Even with inflated 3D and IMAX ticket prices, the feat Alfonso Cuaron's "Gravity" achieved this weekend cannot be diminished. The expected best picture nominee grossed $17.5 million on Friday, but on Saturday it jumped to a higher than foreseen $23 million. That has earned the Warner Bros. release a weekend estimate of $55.5 million, a record opening for the month of October.

Interest in "Gravity" was strong before release with both tracking services predicting a debut in the $35-39 million range. Other studios were confidently betting a $40 million opening, but $50 million plus?  That was a surprise.
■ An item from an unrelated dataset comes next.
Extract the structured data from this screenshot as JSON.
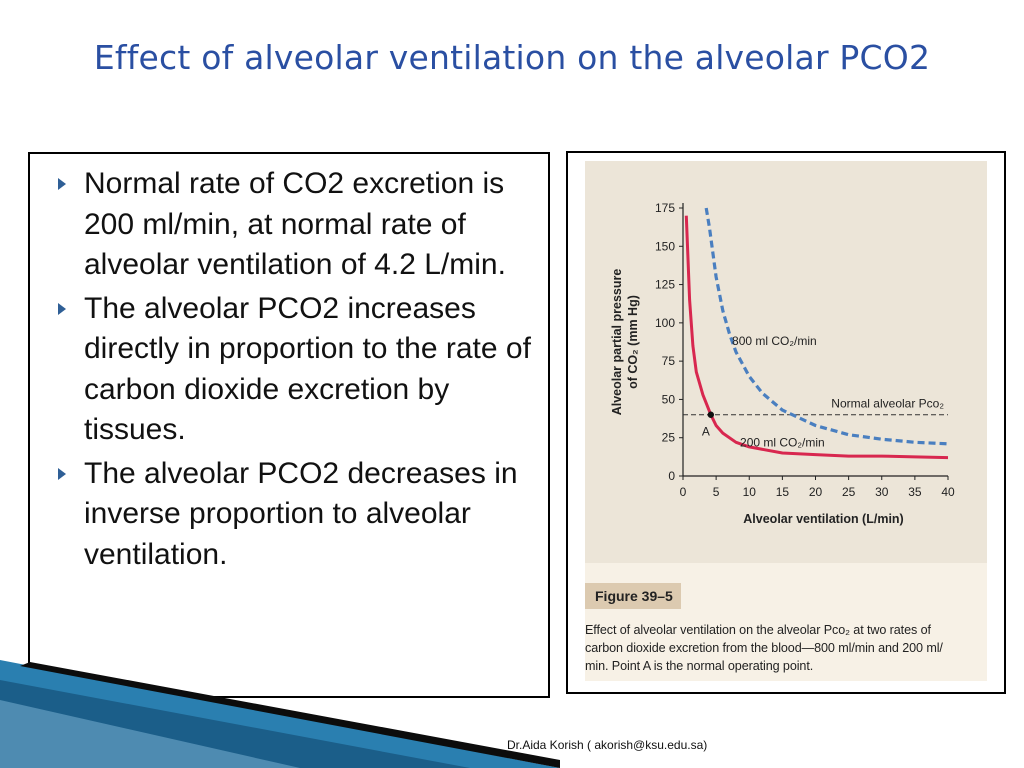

Unlike a horror film such as previous October record holder "Paranormal Activity 3" or some genre pictures (even superhero tentpoles) whose interest is front loaded by hardcore fans,  the Friday to Saturday jump at this level proves there is very strong word of mouth for the picture.  It also didn't hurt that "Gravity" has been almost universally praised by critics.  It currently has a 96 out of 100 score on Metacritic and 98% fresh rating on Rotten Tomatoes.  How big the buzz grows is still unclear.  Unlike many fall releases, the industry will be watching the weekday numbers to see just how long it will take for "Gravity" to fall back to earth.
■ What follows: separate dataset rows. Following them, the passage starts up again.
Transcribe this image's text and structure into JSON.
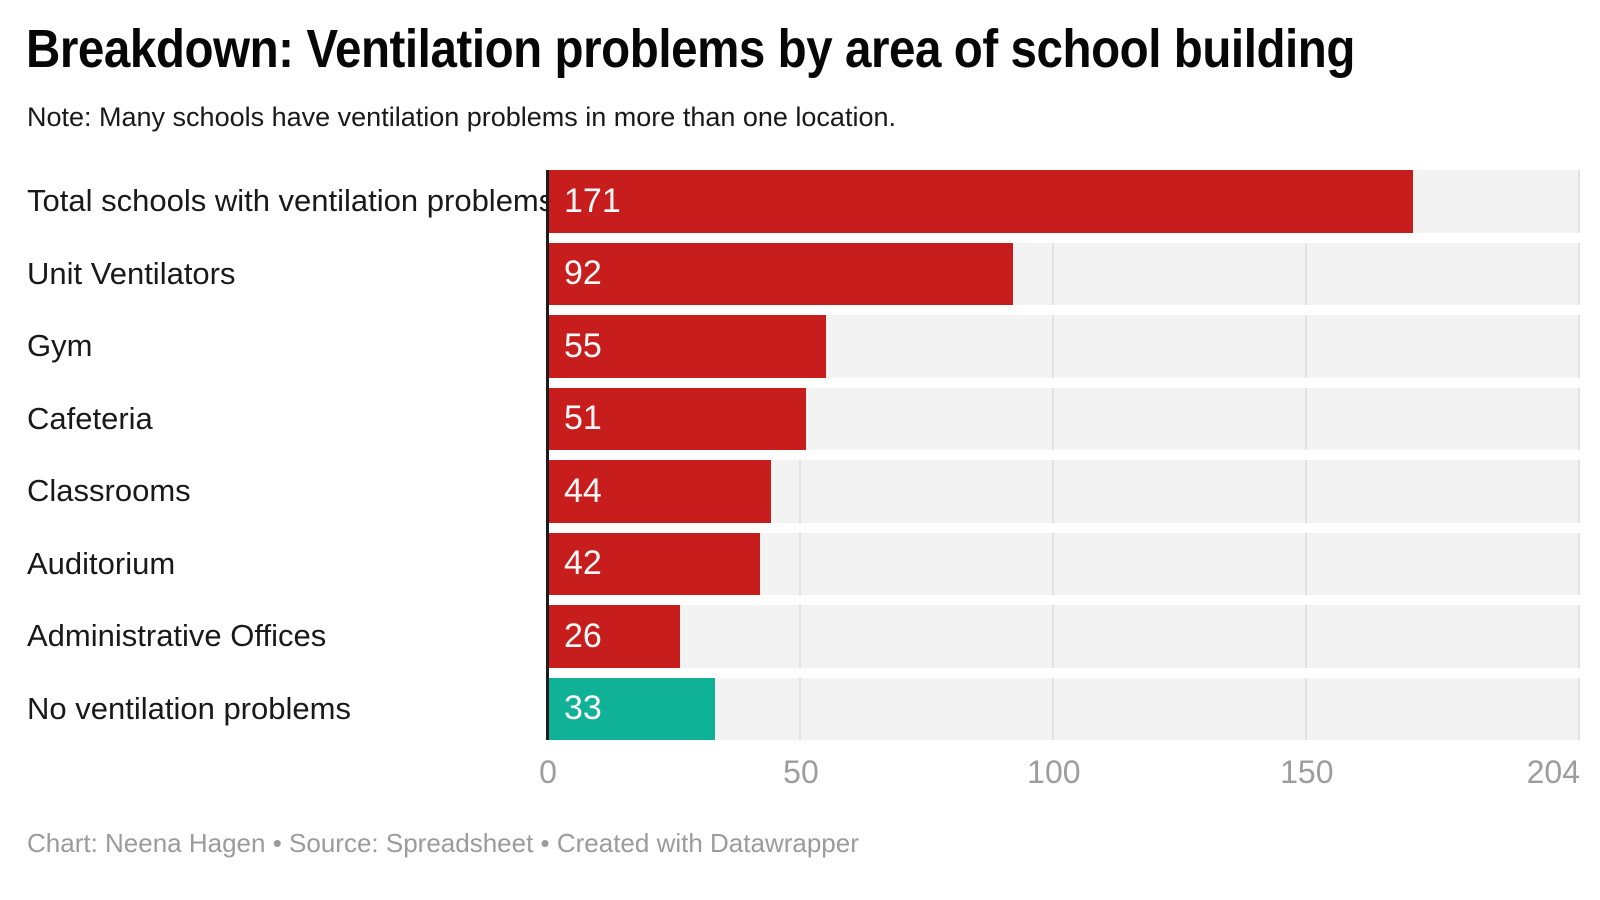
{
  "header": {
    "title": "Breakdown: Ventilation problems by area of school building",
    "note": "Note: Many schools have ventilation problems in more than one location."
  },
  "chart_data": {
    "type": "bar",
    "orientation": "horizontal",
    "title": "Breakdown: Ventilation problems by area of school building",
    "subtitle": "Note: Many schools have ventilation problems in more than one location.",
    "categories": [
      "Total schools with ventilation problems",
      "Unit Ventilators",
      "Gym",
      "Cafeteria",
      "Classrooms",
      "Auditorium",
      "Administrative Offices",
      "No ventilation problems"
    ],
    "values": [
      171,
      92,
      55,
      51,
      44,
      42,
      26,
      33
    ],
    "bar_colors": [
      "#c71e1d",
      "#c71e1d",
      "#c71e1d",
      "#c71e1d",
      "#c71e1d",
      "#c71e1d",
      "#c71e1d",
      "#0fb296"
    ],
    "value_labels_inside_bars": true,
    "axis": {
      "min": 0,
      "max": 204,
      "ticks": [
        0,
        50,
        100,
        150,
        204
      ]
    },
    "xlabel": "",
    "ylabel": "",
    "grid": "vertical gridlines at ticks",
    "legend": "none",
    "colors": {
      "problem_bar": "#c71e1d",
      "no_problem_bar": "#0fb296",
      "track": "#f3f3f3",
      "gridline": "#e2e2e2",
      "zero_axis_line": "#1c1c1c",
      "tick_label": "#9d9d9d",
      "value_label": "#ffffff"
    }
  },
  "footer": {
    "text": "Chart: Neena Hagen • Source: Spreadsheet • Created with Datawrapper"
  }
}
As for the weekend's other players, "Cloudy with a Chance of Meatballs 2" dropped to no. 2 with another $21.5 million and $60.5 million to date. The family friendly flick actually weathered the storm caused by "Gravity" quite well and is right on track with the performance of the original "Cloudy" back in 2009.  Based on the lack of family competition for the next month or so it has an excellent shot at hitting $110 million plus domestic.

The third slot when to the already forgettable Justin Timberlake and Ben Affleck thriller "Runner Runner."  Whether 20th Century Fox actually thought this was a good date to open the critically panned film (late August might have worked better) or hoped it would get lost opposite "Gravity" is up for debate. In either case, the $7.6 million debut is significantly below the pre-release polling estimate of $11-12 million.  The studio and financier New Regency will have to hope, like Timberlake's global hit "In Time," it plays much better overseas.  
Arriving in fourth is another Warner Bros. release, "Prisoners."  The festival favorite has actually slowed down a tad more than anticipated taking in another $5.7 million for $47.8 million to date. A final tally of $70 million or so looks about right.
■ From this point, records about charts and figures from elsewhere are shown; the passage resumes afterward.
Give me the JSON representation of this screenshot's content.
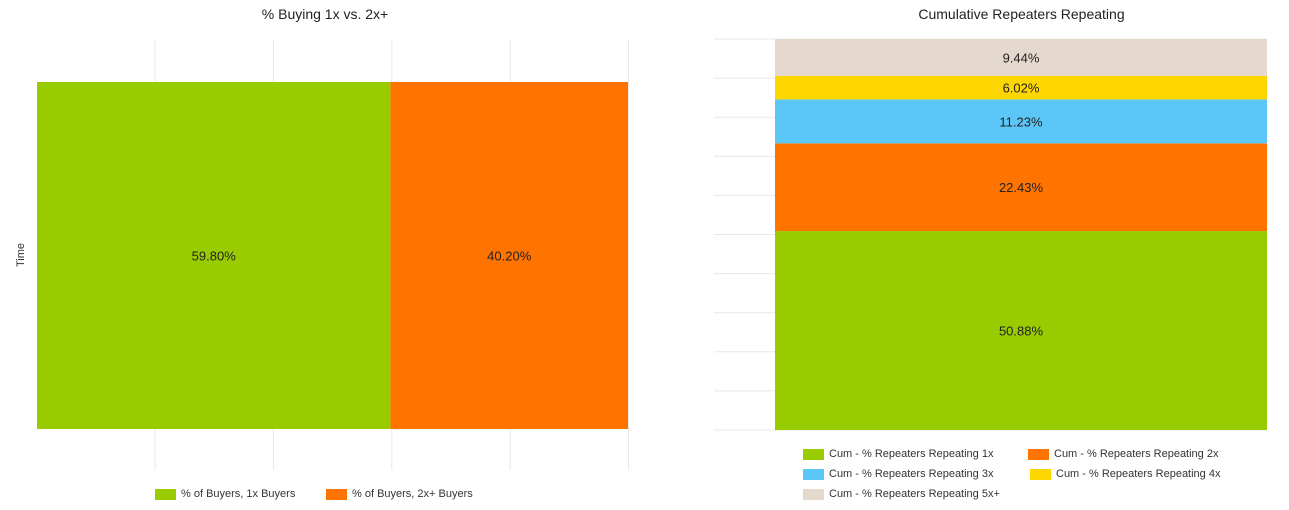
{
  "chart_data": [
    {
      "type": "bar",
      "orientation": "horizontal-stacked-100",
      "title": "% Buying 1x vs. 2x+",
      "ylabel": "Time",
      "grid": true,
      "legend_position": "bottom",
      "series": [
        {
          "name": "% of Buyers, 1x Buyers",
          "value": 59.8,
          "label": "59.80%",
          "color": "#99cc00"
        },
        {
          "name": "% of Buyers, 2x+ Buyers",
          "value": 40.2,
          "label": "40.20%",
          "color": "#ff7300"
        }
      ]
    },
    {
      "type": "bar",
      "orientation": "vertical-stacked-100",
      "title": "Cumulative Repeaters Repeating",
      "grid": true,
      "legend_position": "bottom",
      "series": [
        {
          "name": "Cum - % Repeaters Repeating 1x",
          "value": 50.88,
          "label": "50.88%",
          "color": "#99cc00"
        },
        {
          "name": "Cum - % Repeaters Repeating 2x",
          "value": 22.43,
          "label": "22.43%",
          "color": "#ff7300"
        },
        {
          "name": "Cum - % Repeaters Repeating 3x",
          "value": 11.23,
          "label": "11.23%",
          "color": "#5bc6f8"
        },
        {
          "name": "Cum - % Repeaters Repeating 4x",
          "value": 6.02,
          "label": "6.02%",
          "color": "#ffd700"
        },
        {
          "name": "Cum - % Repeaters Repeating 5x+",
          "value": 9.44,
          "label": "9.44%",
          "color": "#e5d8cc"
        }
      ]
    }
  ]
}
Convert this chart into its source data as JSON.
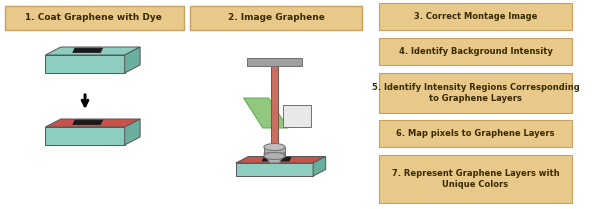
{
  "background_color": "#ffffff",
  "box_color": "#E8C98A",
  "box_text_color": "#3a2a00",
  "box_border_color": "#C8A060",
  "figsize": [
    6.0,
    2.09
  ],
  "dpi": 100,
  "steps_right": [
    "3. Correct Montage Image",
    "4. Identify Background Intensity",
    "5. Identify Intensity Regions Corresponding\nto Graphene Layers",
    "6. Map pixels to Graphene Layers",
    "7. Represent Graphene Layers with\nUnique Colors"
  ],
  "label1": "1. Coat Graphene with Dye",
  "label2": "2. Image Graphene",
  "teal_color": "#8ECEC0",
  "teal_dark_color": "#6AAEA0",
  "red_color": "#C8524A",
  "dark_color": "#1a1a1a",
  "microscope_stem_color": "#C87060",
  "microscope_stem_edge": "#805040",
  "microscope_lens_color": "#B0B0B0",
  "microscope_lens_color2": "#C0C0C0",
  "crossbar_color": "#A0A0A0",
  "crossbar_edge": "#707070",
  "green_beam_color": "#90C880",
  "green_beam_edge": "#60A850",
  "white_box_color": "#E8E8E8",
  "cone_color": "#B0B0B0",
  "slab_edge": "#555555"
}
Another well reviewed thriller, Ron Howard's "Rush," dropped to fifth with a $4.4 million weekend and $18 million so far. Universal Pictures and the international financiers behind "Rush" should expect the picture to top out at $30 million at best.

Making a surprise debut in the top 10 was the Spanish and English language romantic comedy "Pulling Strings" with $2.7 million in just 400 theaters for a $6,460 per screen average (second highest in the top 10 after "Gravity").  "Strings" is the second release from Pantelion, a join venture of Lionsgate and Televisia to crack the top 10. The first was "Instructions Not Included" which grossed $38 million, setting a Spanish language record, last month.

Next Friday's new releases include "Captain Phillips," "Machete Kills" and a new version of "Romeo and Juliet" which is debuting in just 450 theaters.

Box office actuals are release on Monday.